A number of years ago, on Valentine's Day, a couple was enjoying a romantic drive along a wooded section near Belle Chasse, Louisiana. Something white, shimmering in the trees, caught their eyes. Their investigation led them to a dead teenager hanging from a limb, a white bedsheet knotted tightly around his neck. A farewell note, laced with despair, was near the trunk of the tree. It was addressed simply to "Mom and Dad."
I never did develop into a real person and I cannot tolerate the false and empty existence I have created. . . . What frustrated me most in the last year was that I had built no ties to family or friends. There was nothing of lasting worth and value. I led a detached existence. . . . I am a bomb of frustration and should never marry or have children. It is safest to defuse the bomb harmlessly now . . . simply cremate me as John Doe.
Authorities circulated the youth's description and fingerprints to police across the country. He was later buried—unidentified and unclaimed.

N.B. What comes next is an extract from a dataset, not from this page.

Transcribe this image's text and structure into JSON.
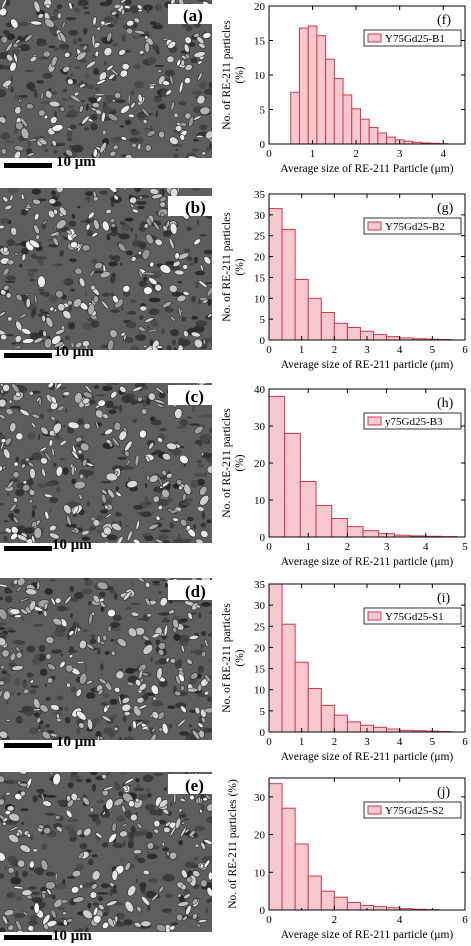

Grim and gripping though they are, such scenes and words are not that unusual. Our nervous age seems on trial for its life, and the fuse on the powder keg is becoming shorter by the day! Contrary to popular opinion, people who threaten suicide often mean it. The old myth "those who talk don't jump" is dangerously false. Threats should be taken seriously.
Suicide, the ultimate rejection of one's self, plays no favorites and knows no limit. In my files and memory are unforgettable cases that span the extremes: a successful banker, a disillusioned divorcée, a runaway, the son of a missionary, a mother of three, a wealthy cartoonist, a professional musician, several collegians, a Marine, a retired grandfather, a medical doctor, a middle-aged playboy, a brilliant accountant, a growing number of teens who were in junior and senior high schools. These individuals struggled with feelings of loneliness, worthlessness, insecurity, a lack of hope, intense perfectionism, alienation from meaningful relationships, and a tragic sense of feeling unloved and unlovely.
In all of this darkness, there is one beacon of light. People considering suicide usually want to be rescued. They leave clues that read, "Help me!" They drop hints, consciously or unconsciously, that announce their intentions.
Sensitive, concerned observers ought to be alert to the signals. Here are a few: (1) talk about suicide; (2) a sudden change in personality; (3) deep depression; (4) physical symptoms—sleeplessness, loss of appetite, decreased sexual drive, drastic weight loss, repeated exhaustion; (5) actual attempts; and (6) crisis situations—death of a loved one, failure at school, loss of a job, marital or home problems, and a lengthy or terminal illness.
These, of course, are not "sure signs," but anyone that seems unusually suspicious warrants your time and offer of help. Occasionally, all that is needed is someone to step in and be a friend . . . a listening ear . . . a support to lean on . . . a shelter in the time of storm. That's genuine Body life! That's Romans 15:1 in action:
We who are strong ought to bear the weaknesses of those without strength.
Certainly you should contact your physician or ask advice from your local suicide prevention hotline if you become reasonably concerned. A close friend, a professional counselor, a church officer, or a pastor might also be of valuable assistance. Don't hesitate to seek advice.
The need is urgent . . . and always great. During the time it took you to read this, numbers of people in America attempted to end their lives.